A Push for U.S. to Withdraw Military from Afghanistan
By John LaForge
If it were proved to me that in making war, my ideal had a chance of being realized, I would still say ‘No’ to war. For one does not create a human society on mounds of corpses. — Louis Lecoin, “Paix immédiate”
After so much blood and destruction in Afghanistan, a lot of people dream of Secretary of State John Kerry reviving his monumental 1971 question, “How do you ask a man to be the last man to die for a mistake?”
A July ABC News/Washington Post poll found only 28 percent of North Americans think the war is worth fighting. “… a steady drumbeat of bad news” like these poll numbers forced Gen. Joseph Dunford, commander of occupation forces in Afghanistan, “to turn his attention to the home front” to try and combat the viral realization that the war is lost.
Last year, Gen. John Allen, Dunford’s predecessor, put the chances of victory this way, “Let me make sure I’m clear on this: Nothing is sure.”
Former Pentagon Chief Leon Penetta has said that corruption in Afghanistan’s government and safe havens in Pakistan for the resistance fighters were major US problems. “None of those are likely to be fixed with American firepower,” he said. One thing “fire” power could fix is the million-dollar-per-month CIA cash deliveries to the offices of Afghan President Hamid Karzai — just fire the CIA delivery boys.
Because of the persistent strength of the Taliban, the slow-paced drawdown of US troop numbers is accompanied by fear that imperial gains made through US bombing and invasion will be lost. “[M]any areas in the south and east where troop pullouts are under way have had only tenuous security gains at best, despite years of hard-fought [US]-led advances,” the New York Times said last summer.

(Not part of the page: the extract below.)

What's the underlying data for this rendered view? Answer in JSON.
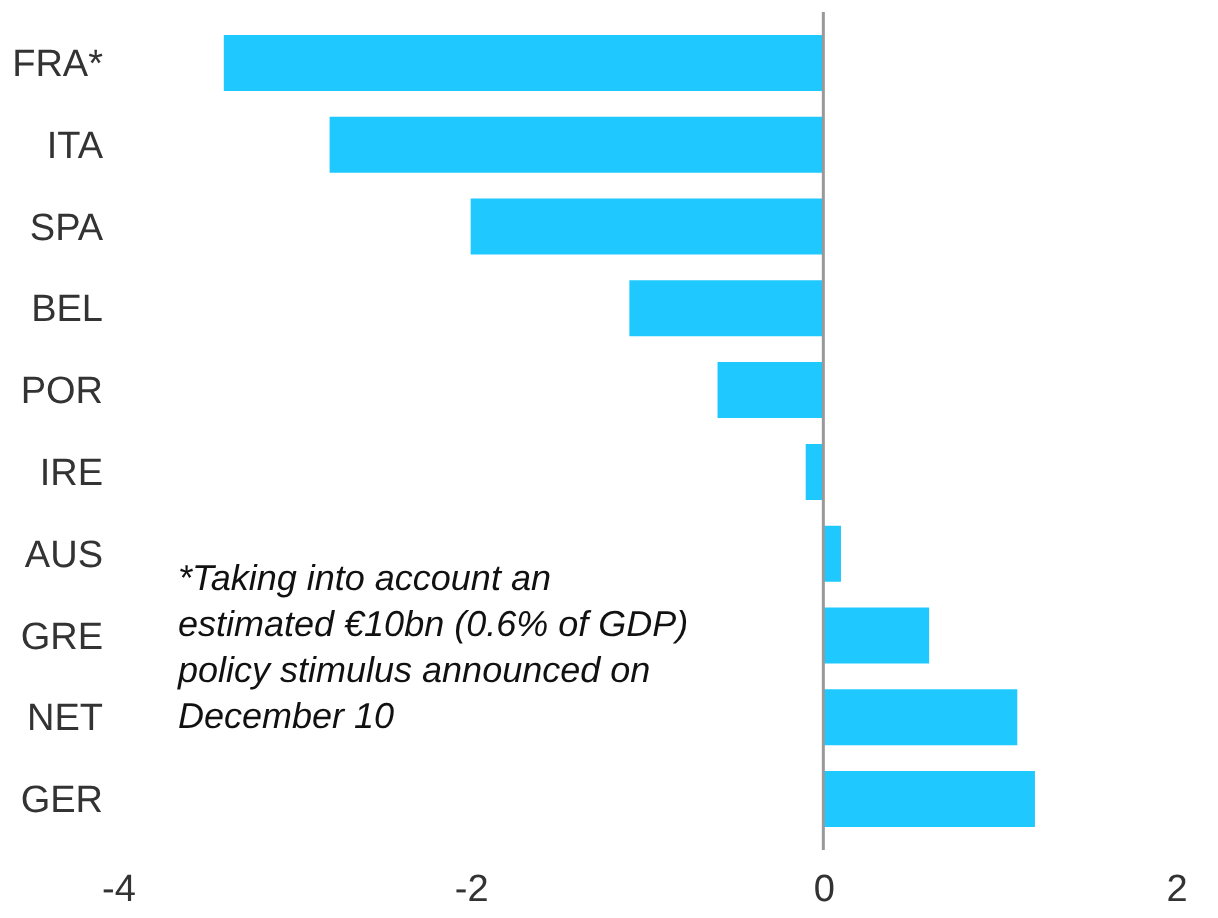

Some of the General Staff’s fears harken back to the bloodier war in Vietnam, where the US propped up similarly corrupt regimes. “Alliance commanders acknowledge that one of their greatest fears is an insurgent offensive on Kabul,” the Times reported last May. Even if such an offensive failed technically — “like” as the Times put it, “the Tet Offensive in the Vietnam War” — it would so humiliate Afghan, US and NATO forces that their governments would face bolder demands for immediate withdrawal.
US Needs to Concede on Status of Forces
“Status of forces” negotiations are ongoing over how and how many US troops are to stay in country. The Orwellian “pullout” may leave 12,000 soldiers forever. One sticking point is Afghanistan’s demand that US troops not be granted immunity from prosecution for crimes committed there.
With US atrocities blaring from front pages, radios and TVs, it’s easy to understand Afghanistan’s indignation. There is the video of US Marines urinating on Taliban corpses, the burning of a truckload of Korans taken from prisoners by US soldiers, hundreds of civilian deaths caused by US jets, thousands of terrifying nighttime house raids by US commandoes, and the recurrence of massacres, one of 16 civilians by Army Staff Sergeant Robert Bales.
Atrocities committed last winter moved the Afghans to ban US commandoes from an entire province. Reports had it that US Special Forces commanded Afghans troops in torturing and killing civilian villagers. A statement by President Karzai hinted that the crimes “may have been committed by Special Operations forces and not just Afghans.” Karzai called US forces “occupiers” with “little regard for the lives of ordinary Afghans.” After Marine Staff Sgt. Frank Wuterich — the ringleader in the massacre of 24 civilians in Iraq — was sentenced to three months in jail and a reduction in rank (he had faced 152 years in prison), one can see why Afghan negotiators are holding fast against immunity.
In another echo of the US war in Vietnam, battlegrounds in Afghanistan once called “vital” have been abandoned to the Taliban. One example is the Pech Valley, formerly referred to gravely as “central to the campaign” against the Taliban and al-Qaida. More than 100 US soldiers died there and hundreds more were wounded, but it’s now been deserted by the Pentagon. In 1971, John Kerry, who was then a combat veteran, told a panel of senators, “We watched while men charged up hills because a general said that hill has to be taken, and after losing one platoon or two platoons they marched away to leave the hill for reoccupation by the North Vietnamese.”
The Pech Valley symbolizes the whole of the Afghan quagmire, where it is only vital that the bloodshed be ended. It’s as Dr. King said of Southeast Asia: “The great initiative in this war is ours. The initiative to stop it must be ours.”